Weekly Head Voices #236: The surprising power of consistent chipping

This 236th edition of the Weekly Head Voices looks back at the three (sorry!) weeks from Monday October 25 to Sunday November 14, 2021.

What will the beholder think?

First things first: Do you notice something different about me I mean my blog?

I don’t know how most readers respond to this sort of a thing, but I can really appreciate, in a non-professional way of course, good typography on a personal blog.

Over the past few years I’ve been tweaking the CSS here and there to make small improvements to the WHV typography, but I’ve never been really happy with the font.

That is, until I ran into Alexander Obenauer’s blog and just new that I had to have the same serif on mine.

The font is called Newsreader. I’m currently enjoying the subtly new look, I hope you do too.

New diagramming tool of the [insert suitable period here]

Via Hacker News (henceforth just “HN”) I ran into this entertaining and charming review of a drawing tool called “excalidraw”.

Searching a little further, I could see that it had become in a relatively short timespan a darling of the otherwise hyper-critical HN community.

Personally, I’m always on the lookout for any tools which I think could help me visualize some of my ideas or plans better.

Excalidraw is great at boxes and arrows, which is fortunate, since about 95% of my ideas and plans are based on different ways of connecting boxes and arrows.

As an aside: So far, I’ve gotten by far the most use out of Notability on the iPad (with 1st gen Apple Pencil), but I never produce as many diagrams as I keep on imagining that I should be doing.

Upon first use, Excalidraw indeed struck me with how little friction it offers to the act of sketching out stuff.

I especially like how the authors have somehow managed to merge super-easy drawing on the computer with the production of diagrams that look like they’ve been made on a paper notebook, whilst still remaining fully vectorized.

Let me know if you’ve used this for anything interesting, or if you have any other diagramming tricks you’d like to share.

Ok Rust, I give up

Back in July of 2018, in WHV #148, I wrote that after noting the fact that Rust was an expression-oriented language (I love those) and subsequently reading the O’Reilly Programming Rust book, I had filed away the language under “re-evaluate whenever you reach for your trusty C++”.

As a programming language enthusiast, I should have know that that “filing away” was merely a postponement of the inevitable.
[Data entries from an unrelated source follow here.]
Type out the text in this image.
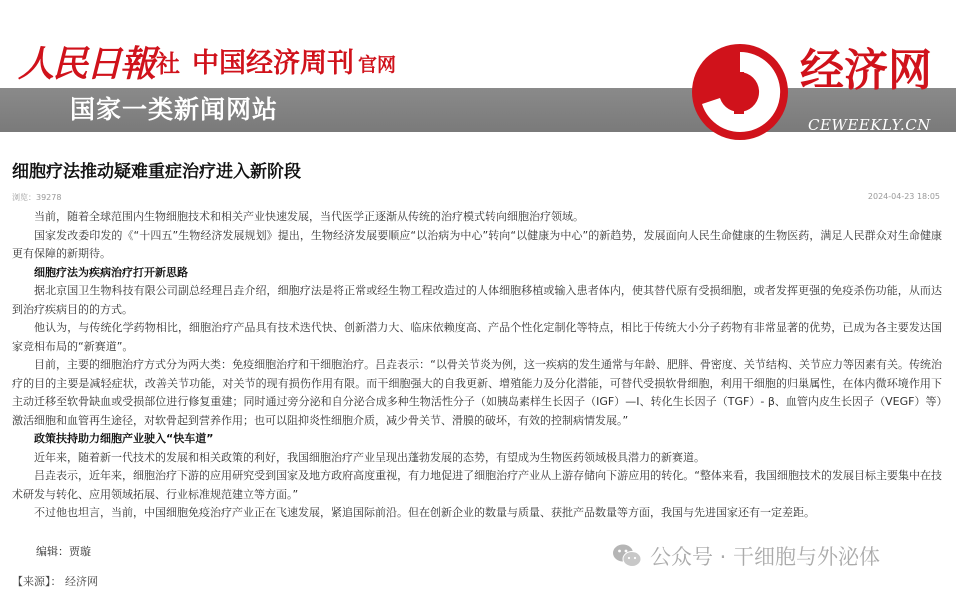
人民日報 社 中国经济周刊 官网
国家一类新闻网站
经济网
CEWEEKLY.CN
细胞疗法推动疑难重症治疗进入新阶段
浏览：39278	2024-04-23 18:05

当前，随着全球范围内生物细胞技术和相关产业快速发展，当代医学正逐渐从传统的治疗模式转向细胞治疗领域。

国家发改委印发的《“十四五”生物经济发展规划》提出，生物经济发展要顺应“以治病为中心”转向“以健康为中心”的新趋势，发展面向人民生命健康的生物医药，满足人民群众对生命健康更有保障的新期待。

细胞疗法为疾病治疗打开新思路

据北京国卫生物科技有限公司副总经理吕垚介绍，细胞疗法是将正常或经生物工程改造过的人体细胞移植或输入患者体内，使其替代原有受损细胞，或者发挥更强的免疫杀伤功能，从而达到治疗疾病目的的方式。

他认为，与传统化学药物相比，细胞治疗产品具有技术迭代快、创新潜力大、临床依赖度高、产品个性化定制化等特点，相比于传统大小分子药物有非常显著的优势，已成为各主要发达国家竞相布局的“新赛道”。

目前，主要的细胞治疗方式分为两大类：免疫细胞治疗和干细胞治疗。吕垚表示：“以骨关节炎为例，这一疾病的发生通常与年龄、肥胖、骨密度、关节结构、关节应力等因素有关。传统治疗的目的主要是减轻症状，改善关节功能，对关节的现有损伤作用有限。而干细胞强大的自我更新、增殖能力及分化潜能，可替代受损软骨细胞，利用干细胞的归巢属性，在体内微环境作用下主动迁移至软骨缺血或受损部位进行修复重建；同时通过旁分泌和自分泌合成多种生物活性分子（如胰岛素样生长因子（IGF）—I、转化生长因子（TGF）- β、血管内皮生长因子（VEGF）等）激活细胞和血管再生途径，对软骨起到营养作用；也可以阻抑炎性细胞介质，减少骨关节、滑膜的破坏，有效的控制病情发展。”

政策扶持助力细胞产业驶入“快车道”

近年来，随着新一代技术的发展和相关政策的利好，我国细胞治疗产业呈现出蓬勃发展的态势，有望成为生物医药领域极具潜力的新赛道。

吕垚表示，近年来，细胞治疗下游的应用研究受到国家及地方政府高度重视，有力地促进了细胞治疗产业从上游存储向下游应用的转化。“整体来看，我国细胞技术的发展目标主要集中在技术研发与转化、应用领域拓展、行业标准规范建立等方面。”

不过他也坦言，当前，中国细胞免疫治疗产业正在飞速发展，紧追国际前沿。但在创新企业的数量与质量、获批产品数量等方面，我国与先进国家还有一定差距。

编辑：贾璇
【来源】： 经济网
公众号 · 干细胞与外泌体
Recently, in hobby time, probably because I had not yet selected a new book to read, and because I’m going through a bit of a programming phase (err…), I unfiled Rust and started going through some more of the materials.

My current feeling is: Hot durnit! Rust may just be the fastest functional language I have access to!

I’ve been doing a number of the exercism exercises, and after often pulling out a pattern match for compact yet readable solutions, I’ve been getting a strong wolf-in-sheep’s-clothing feeling.

Rust brings a number of core functional programming principles to an exceptionally performant programming platform.

Sometimes there are still more nuts and bolts than I would like to see (to be expected from a systems language that wants to give you full control), but this mix of low-level and subjectively high-level functional programming is still a remarkable achievement in my book.

Of course I have no real-world applications in mind, unless Advent of Code counts, but Rust currently makes for great programming practice.

Keep on keeping on

In WHV #214 I wrote about writing down that One Main Thing that you’d like to get done every day.

Day job is currently not entirely conducive to this mode of work, and that’s putting it lightly.

Still, on most days I do remember to select and then write that thing down.

Most recently, I was dragging such an item along with me for what felt like weeks.

Every morning I did the Alt-W Ctrl-Y finger dance (that’s Emacs for copy paste), and I experienced the concomitant pang of internally facing embarrassment.

Often there would be no progress (because meetings and other non-maker work), but on some days I would excavate the equivalent of a generously filled teaspoon of dirt. (Doctor Flammond’s tunnel anybody?)

Slowly but surely, the Thing neared completion, until one day (weirdly still to my pleasant surprise) it was done, never to be copy-pasted again.

My happy little mental note was: Just keep on dragging One Main Thing with you. It’s not on the list because it’s going to get completed, but rather because it’s the thing that you just have to keep on chipping away at, especially when progress seems almost invisible.